The paintings for the Hall of Realms are well known and documented, but the biggest revelation of the Prado’s exhibition is the gallery dedicated to pictures from the Buen Retiro on classical themes. These have never been gathered together before, and many have been restored especially for the occasion. It is not known precisely why they were commissioned, but it seems likely that as an ensemble they were intended, loosely, to suggest comparisons between Madrid under Philip IV and Rome under the Caesars. So quickly did they have to be commissioned and painted, it seems probable that no coherent iconographic scheme was ever devised for them, so they were always more of a miscellany than the pictures for the Hall of Realms – and all the more entertaining, and odd, for that.
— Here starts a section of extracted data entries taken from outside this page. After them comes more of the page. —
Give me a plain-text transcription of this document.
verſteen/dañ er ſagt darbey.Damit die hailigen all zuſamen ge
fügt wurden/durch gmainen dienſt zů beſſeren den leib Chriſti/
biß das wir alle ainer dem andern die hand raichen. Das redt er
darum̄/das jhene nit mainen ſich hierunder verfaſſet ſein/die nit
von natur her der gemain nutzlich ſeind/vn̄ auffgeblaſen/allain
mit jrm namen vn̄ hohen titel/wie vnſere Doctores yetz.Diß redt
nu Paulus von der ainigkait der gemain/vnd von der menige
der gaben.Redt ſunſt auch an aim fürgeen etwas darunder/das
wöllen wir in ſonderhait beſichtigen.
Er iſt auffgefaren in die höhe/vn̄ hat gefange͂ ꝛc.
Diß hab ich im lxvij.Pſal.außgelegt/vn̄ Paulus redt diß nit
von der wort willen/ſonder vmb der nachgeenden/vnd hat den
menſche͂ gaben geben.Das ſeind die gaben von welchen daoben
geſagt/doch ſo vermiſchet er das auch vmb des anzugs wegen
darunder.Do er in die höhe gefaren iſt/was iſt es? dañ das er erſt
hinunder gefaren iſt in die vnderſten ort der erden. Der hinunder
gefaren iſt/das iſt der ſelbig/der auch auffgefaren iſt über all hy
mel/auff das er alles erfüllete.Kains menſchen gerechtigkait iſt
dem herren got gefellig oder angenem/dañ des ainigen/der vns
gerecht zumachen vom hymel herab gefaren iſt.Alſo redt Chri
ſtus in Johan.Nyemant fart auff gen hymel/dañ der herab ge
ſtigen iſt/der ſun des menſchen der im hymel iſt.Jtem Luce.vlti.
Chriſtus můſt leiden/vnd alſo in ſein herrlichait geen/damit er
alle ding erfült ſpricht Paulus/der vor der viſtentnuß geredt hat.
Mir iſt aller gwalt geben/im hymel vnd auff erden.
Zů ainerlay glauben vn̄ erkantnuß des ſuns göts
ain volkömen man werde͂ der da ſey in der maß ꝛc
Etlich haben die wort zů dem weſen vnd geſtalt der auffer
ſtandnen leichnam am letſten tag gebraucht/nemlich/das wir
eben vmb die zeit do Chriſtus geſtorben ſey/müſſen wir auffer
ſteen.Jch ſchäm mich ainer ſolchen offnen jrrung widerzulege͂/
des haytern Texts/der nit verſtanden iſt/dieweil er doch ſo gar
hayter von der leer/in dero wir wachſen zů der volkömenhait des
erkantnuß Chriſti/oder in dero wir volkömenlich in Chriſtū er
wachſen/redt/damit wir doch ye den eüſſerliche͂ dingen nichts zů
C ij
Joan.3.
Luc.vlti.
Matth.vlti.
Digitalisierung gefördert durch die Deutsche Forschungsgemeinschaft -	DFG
Commissioned from a wide variety of Italian and French artists, working principally in Rome and Naples, they amount to a wonderfully eccentric mixture of archaeological reconstruction and pure fantasy – ranging from Domenichino’s Funeral of a Roman Emperor, with its cast of thousands, to a series of prospects of the Colossoem, as it once might have been, by Domenico Gagiuli and Viviano Codazzi, to a series of frenzied and violent classical imaginings by the Baroque master Giovanni Lanfranco, who painted acres of canvas for Philip IV on themes such as gladiators fighting or Roman generals addressing their soldiers. The artists involved seem to have competed with one another to explore more and more exotic or sexy aspects of Roman life. Aniello di Falcone contributed a depiction of splendidly caparisoned elephants riding into the circus, while their attendants dance and clash symbols, while Jusepe de Ribera gave his Spanish masters the frisson of Battling Women – a picture of female gladiators fighting to the death which not only takes the Renaissance preoccupation with reimagining the antique world to a new erotically charged extreme, but might also be said to prefigure the modern cult of female mudwrestling.
Sadly, the organisers have not been able to reconstruct the rooms filled with lascivious nudes mentioned by Jean Muret, so they have contented themselves by concluding this truncated reconstruction of Philip IV’s great white elephant of a palace with a stunning room of landscapes by Claude Lorraine and his followers. Despite its relatively small scale, this show does suggest some of the variety of Philip IV’s extraordinary collection, as well as evoking the mania for collecting that animated the entire enterprise. Quite simply, there had been nothing like the Buen Retiro. It was not only the first truly enormous display of individual, portable works of modern painting ever seen – it was, in effect, the first large-scale installation of contemporary art.